Wynning History’s most-read stories of 2017

What a year!

Thank you for supporting Wynning History in 2017. I’ve been busy this year researching new stories and getting the word out about the blog. In the craziness and chaos of the past 365 days, this blog has been a way to find connections to the past and document stories with relevance in our nation today. I hope that you’ll stick with us and continue reading as we enter the brave new world of 2018. – Jake Wynn

Below are the top five posts from Wynning History in 2017.

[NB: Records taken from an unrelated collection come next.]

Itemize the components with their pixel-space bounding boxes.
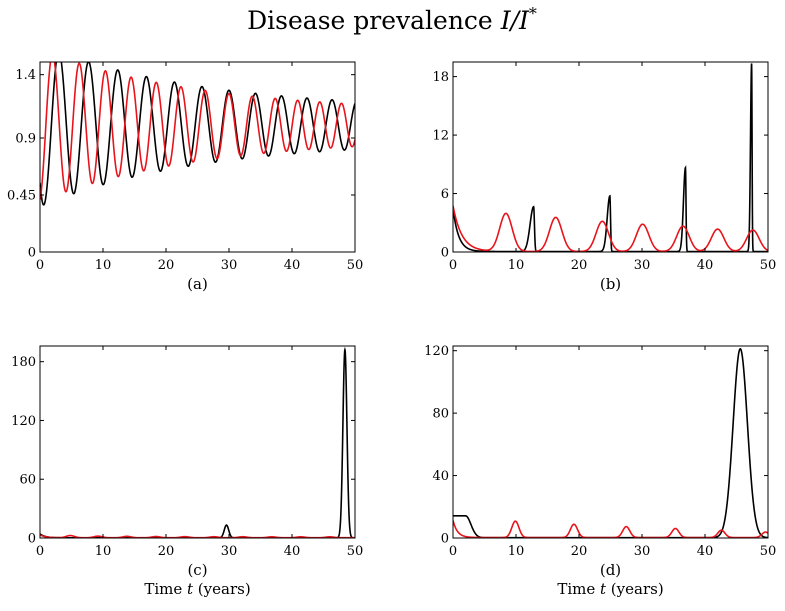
chart-panel: 0 10 20 30 40 50 0 0.45 0.9 1.4 (a) bbox=[7, 61, 364, 293]
y-tick-label: 6 bbox=[441, 187, 449, 202]
x-tick-label: 20 bbox=[571, 258, 588, 273]
y-tick-label: 0 bbox=[28, 532, 36, 547]
y-tick-label: 0 bbox=[28, 246, 36, 261]
y-tick-label: 180 bbox=[11, 355, 36, 370]
y-tick-label: 0 bbox=[441, 246, 449, 261]
figure-title-superscript: * bbox=[529, 4, 537, 23]
x-tick-label: 10 bbox=[508, 258, 525, 273]
x-tick-label: 0 bbox=[36, 258, 44, 273]
x-tick-label: 30 bbox=[634, 544, 651, 559]
x-tick-label: 20 bbox=[571, 544, 588, 559]
x-tick-label: 40 bbox=[697, 544, 714, 559]
y-tick-label: 120 bbox=[424, 344, 449, 359]
x-tick-label: 20 bbox=[158, 258, 175, 273]
x-axis-label: Time t (years) bbox=[144, 580, 250, 598]
x-tick-label: 30 bbox=[221, 544, 238, 559]
series-line bbox=[40, 346, 355, 538]
x-tick-label: 20 bbox=[158, 544, 175, 559]
chart-panel: 0 10 20 30 40 50 0 6 12 18 (b) bbox=[432, 61, 777, 293]
x-tick-label: 30 bbox=[634, 258, 651, 273]
x-axis-label: Time t (years) bbox=[557, 580, 663, 598]
y-tick-label: 1.4 bbox=[15, 68, 36, 83]
axes-box bbox=[39, 345, 356, 539]
x-tick-label: 50 bbox=[347, 544, 364, 559]
y-tick-label: 120 bbox=[11, 414, 36, 429]
axes-box bbox=[452, 61, 769, 253]
y-tick-label: 12 bbox=[432, 129, 449, 144]
x-tick-label: 0 bbox=[449, 544, 457, 559]
x-tick-label: 10 bbox=[95, 544, 112, 559]
axes-box bbox=[452, 345, 769, 539]
series-line bbox=[40, 62, 355, 206]
panel-label: (c) bbox=[187, 561, 207, 579]
panel-label: (b) bbox=[600, 275, 621, 293]
panel-label: (d) bbox=[600, 561, 621, 579]
x-tick-label: 10 bbox=[95, 258, 112, 273]
axes-box bbox=[39, 61, 356, 253]
x-tick-label: 40 bbox=[284, 258, 301, 273]
x-tick-label: 50 bbox=[760, 258, 777, 273]
figure-title: Disease prevalence I/I* bbox=[247, 4, 537, 35]
x-tick-label: 40 bbox=[697, 258, 714, 273]
chart-panel: 0 10 20 30 40 50 0 40 80 120 (d)Time t (years) bbox=[424, 344, 776, 598]
x-tick-label: 50 bbox=[760, 544, 777, 559]
x-tick-label: 30 bbox=[221, 258, 238, 273]
figure-title-math: I/I bbox=[500, 6, 530, 35]
y-tick-label: 60 bbox=[19, 473, 36, 488]
y-tick-label: 40 bbox=[432, 469, 449, 484]
panels: 0 10 20 30 40 50 0 0.45 0.9 1.4 (a) 0 10 20 30 40 50 0 6 12… bbox=[7, 61, 777, 598]
x-tick-label: 0 bbox=[36, 544, 44, 559]
series-line bbox=[453, 520, 768, 538]
figure-title-text: Disease prevalence bbox=[247, 6, 501, 35]
x-tick-label: 10 bbox=[508, 544, 525, 559]
panel-label: (a) bbox=[187, 275, 208, 293]
y-tick-label: 0 bbox=[441, 532, 449, 547]
chart-panel: 0 10 20 30 40 50 0 60 120 180 (c)Time t (years) bbox=[11, 345, 364, 598]
x-tick-label: 50 bbox=[347, 258, 364, 273]
y-tick-label: 0.9 bbox=[15, 132, 36, 147]
x-tick-label: 0 bbox=[449, 258, 457, 273]
series-line bbox=[453, 205, 768, 252]
y-tick-label: 18 bbox=[432, 70, 449, 85]
y-tick-label: 0.45 bbox=[7, 189, 36, 204]
series-line bbox=[40, 62, 355, 200]
series-line bbox=[453, 347, 768, 538]
series-line bbox=[40, 534, 355, 538]
x-tick-label: 40 bbox=[284, 544, 301, 559]
y-tick-label: 80 bbox=[432, 407, 449, 422]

1. One Spark: The 1877 Lykens Mine Fire


On a cold and snowy day in 1877, a fire began at the bottom of Short Mountain Colliery in Wiconisco, Pennsylvania. Two communities would be forever altered by its flames. On the 140th anniversary of the fire, we explored the legacy of a forgotten disaster. 

2. Deadly Souvenirs – Unexploded Shells From Antietam Proved To Be Dangerous Keepsakes


Visitors to Antietam battlefield in 1862 took unexploded shells home as souvenirs. The results were disastrous, and often deadly. We explored the deadly legacy of Civil War battlefields and how they continued to kill and maim. 

3. “A town that wouldn’t say die!” – Lykens, Pennsylvania in 1937


A writer from the Harrisburg Telegraph details the desperation of Lykens, Pennsylvania amid the Great Depression. The dying coal town felt the crushing weight of economic desperation following the closing of the town’s chief employer. This post was also the most-read story of 2016. 

4. “The stark truth” – A Pennsylvania soldier witnesses the collapse of Nazi Germany in 1945


A letter written by a soldier from Williamstown, PA details what it was like to be in Germany with American soldiers in the spring of 1945. In a year where neo-Nazis emerged publicly and marched in Charlottesville, the words of an American witness to Nazi atrocities in the Second World War need to be revisited.

5. “A Square Meal” – Food, Charity, and the Great Depression in Williamstown, Pennsylvania


The Great Depression sparked a food crisis in the United States. Here’s how one town in Pennsylvania fed hungry schoolchildren. This post was inspired by the wonderful book “A Square Meal: A Culinary History of the Great Depression” and comments from Mick Mulvaney about school lunch programs in early 2017. 

Thanks for reading and we’ll see you in 2018!